I spent a few hours yesterday again working on the wiring for the dash as well as the rest of the car. I got the Molex connector onto all the sensor wires and finished up the gauge wiring in the dash. The harness from there to the rest of the car I haven’t started yet, but probably will today.
I didn’t get any photos of the back of the dash, but I will next time I take photos of that work and I’ll post what the final bundle of sensor wires looks like. I did get some photos, and did some other work as well, so read the rest of the post for details.

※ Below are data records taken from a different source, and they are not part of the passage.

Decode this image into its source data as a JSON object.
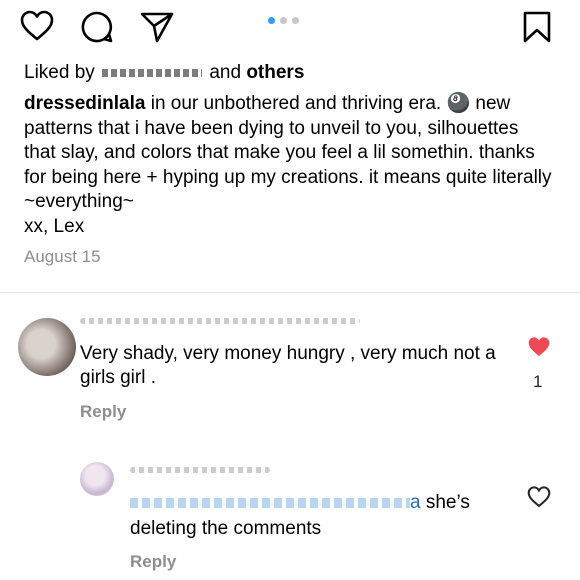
{
  "pager": {
    "count": 3,
    "active": 0
  },
  "liked": {
    "prefix": "Liked by",
    "and": "and",
    "others": "others"
  },
  "caption": {
    "username": "dressedinlala",
    "text": " in our unbothered and thriving era. 🎱 new patterns that i have been dying to unveil to you, silhouettes that slay, and colors that make you feel a lil somethin. thanks for being here + hyping up my creations. it means quite literally ~everything~",
    "signoff": "xx, Lex"
  },
  "date": "August 15",
  "comments": [
    {
      "text": "Very shady, very money hungry , very much not a girls girl .",
      "reply": "Reply",
      "likes": "1",
      "liked": true
    },
    {
      "mention_suffix": "a",
      "text": " she’s deleting the comments",
      "reply": "Reply",
      "liked": false
    }
  ],
  "colors": {
    "like_red": "#ed4956",
    "accent": "#3897f0",
    "muted": "#8e8e8e"
  }
}
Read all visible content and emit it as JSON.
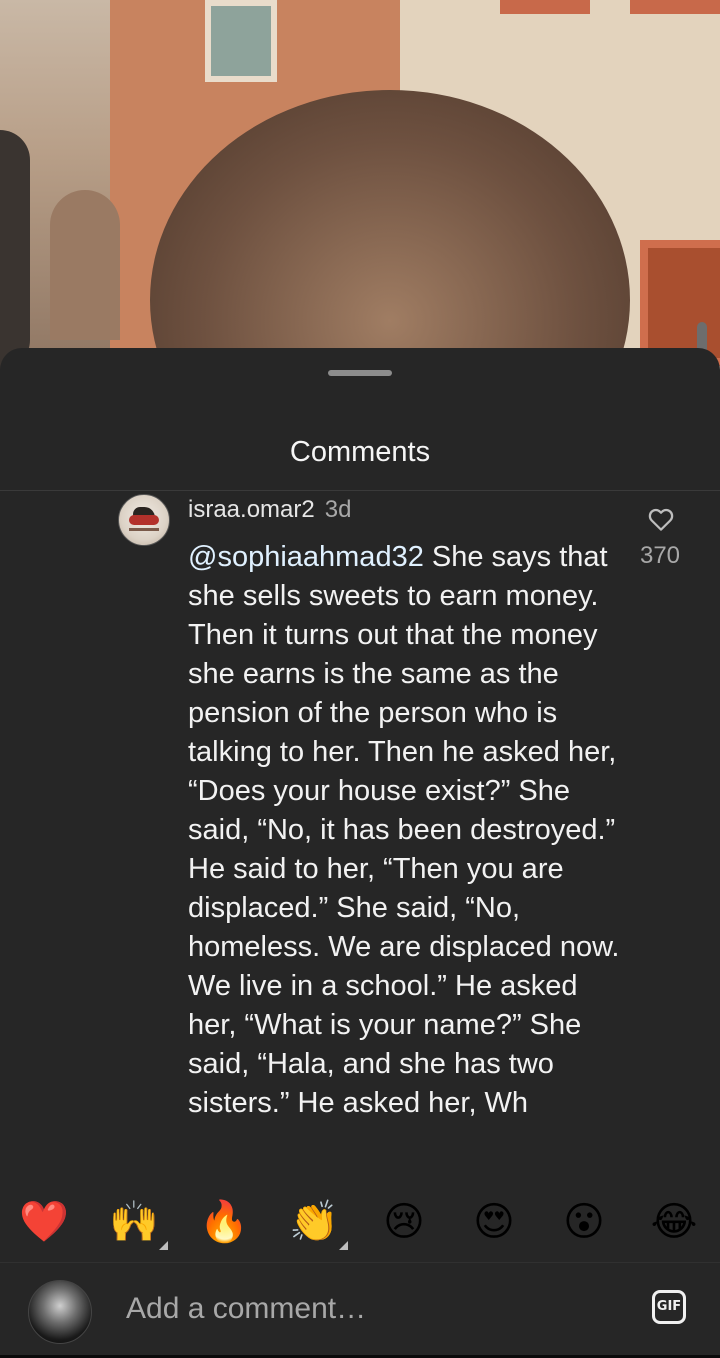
{
  "sheet": {
    "title": "Comments"
  },
  "comment": {
    "username": "israa.omar2",
    "time": "3d",
    "mention": "@sophiaahmad32",
    "text": " She says that she sells sweets to earn money. Then it turns out that the money she earns is the same as the pension of the person who is talking to her. Then he asked her, “Does your house exist?” She said, “No, it has been destroyed.” He said to her, “Then you are displaced.” She said, “No, homeless. We are displaced now. We live in a school.” He asked her, “What is your name?” She said, “Hala, and she has two sisters.” He asked her, Wh",
    "like_count": "370",
    "like_icon": "heart-outline-icon"
  },
  "emoji_bar": [
    {
      "emoji": "❤️",
      "name": "red-heart-emoji"
    },
    {
      "emoji": "🙌",
      "name": "raised-hands-emoji"
    },
    {
      "emoji": "🔥",
      "name": "fire-emoji"
    },
    {
      "emoji": "👏",
      "name": "clapping-hands-emoji"
    },
    {
      "emoji": "😢",
      "name": "crying-face-emoji"
    },
    {
      "emoji": "😍",
      "name": "heart-eyes-emoji"
    },
    {
      "emoji": "😮",
      "name": "surprised-face-emoji"
    },
    {
      "emoji": "😂",
      "name": "tears-of-joy-emoji"
    }
  ],
  "composer": {
    "placeholder": "Add a comment…",
    "gif_label": "GIF"
  },
  "colors": {
    "sheet_bg": "#262626",
    "text_primary": "#f2f2f2",
    "text_secondary": "#a8a8a8"
  }
}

I spent about an hour mocking up the headlight installation, as well. The headlights I’m using are the Osram Xenarc H1 HID lights I removed from the 911 before I sold it. These are (grandfathered) DOT-legal HID lights, which I really liked having on the 911. They get wired fairly differently than a normal headlight, however, and I (of course) no longer have the instructions. I pulled appart the harnesses I’d put together in the 911 and went through the wiring. Basically, I determined that most of the complexity in the 911 wiring has to do with retrofitting the lights into an existing car. As far as I can tell there’s basically a circuit that runs from the headlight switch to two relays, which switch power to the ballasts. From there a special cable carries the multi thousand volt feed to the HID bulbs in the light assemblies. The high-beam wiring works as normal.
To wire this into the car, I’ve removed the low-beam wiring from the Ron Francis wiring harness back most of the way to the footbox. The rest of the wiring I left intact, including turn signal and high beam wiring. I will be mounting the relays close to the footbox, and putting together another harness that runs to the ballasts which will be bolted to the upper surface of the X-member in the front of the chassis. It took some mocking up to determine if the HID power cables going to the lights would reach, but it appears it will.
So… photos. I wanted to determine that my gauge placement is suitable and figure out where I can and can’t reach in the car for switches. For that, I decided to mount both the dash in the car and the turn signal setup as well as the steering wheel.
The end result — the car looks even more like a car!
From the drivers-eye view, the gauges are very readable. The speedometer is slightly obscured, but no worse than it was in the 911.
Leaning forward slightly gives full view of the speedometer, as well as its trip computer. Yes the needle isn’t on zero. I’m hoping the gauge isn’t damaged, but worst case if it doesn’t zero when I give them power (possibly today), I’ll ship it to SpeedHut to get fixed.
On the other side, the tach is largely unobscured. Thats more important, anyway. In this close up view, the shift lights can be seen on the right side of the gauge.
The other gauges are also very readable from the seated position.
The position of the mid-shift shifter can be seen. The boxes are wedging the dash in the car. (With the body on the car, I can’t clamp it to the chassis as I had before…)
One problem I ran into — the bolt holes in the steering wheel don’t match the holes in the hub. Its unclear to me which of them is wrong. I’m investigating…
In general, its really starting to come together. Today I hope to wrap up the light wiring, both front and rear. Once I do that, I’ll need to get the body back off the car. Hopefully I’ll be able to get a couple guys at work to come up at lunch and help me this week.
I’ll likely post another post later today or tomorow with more pictures!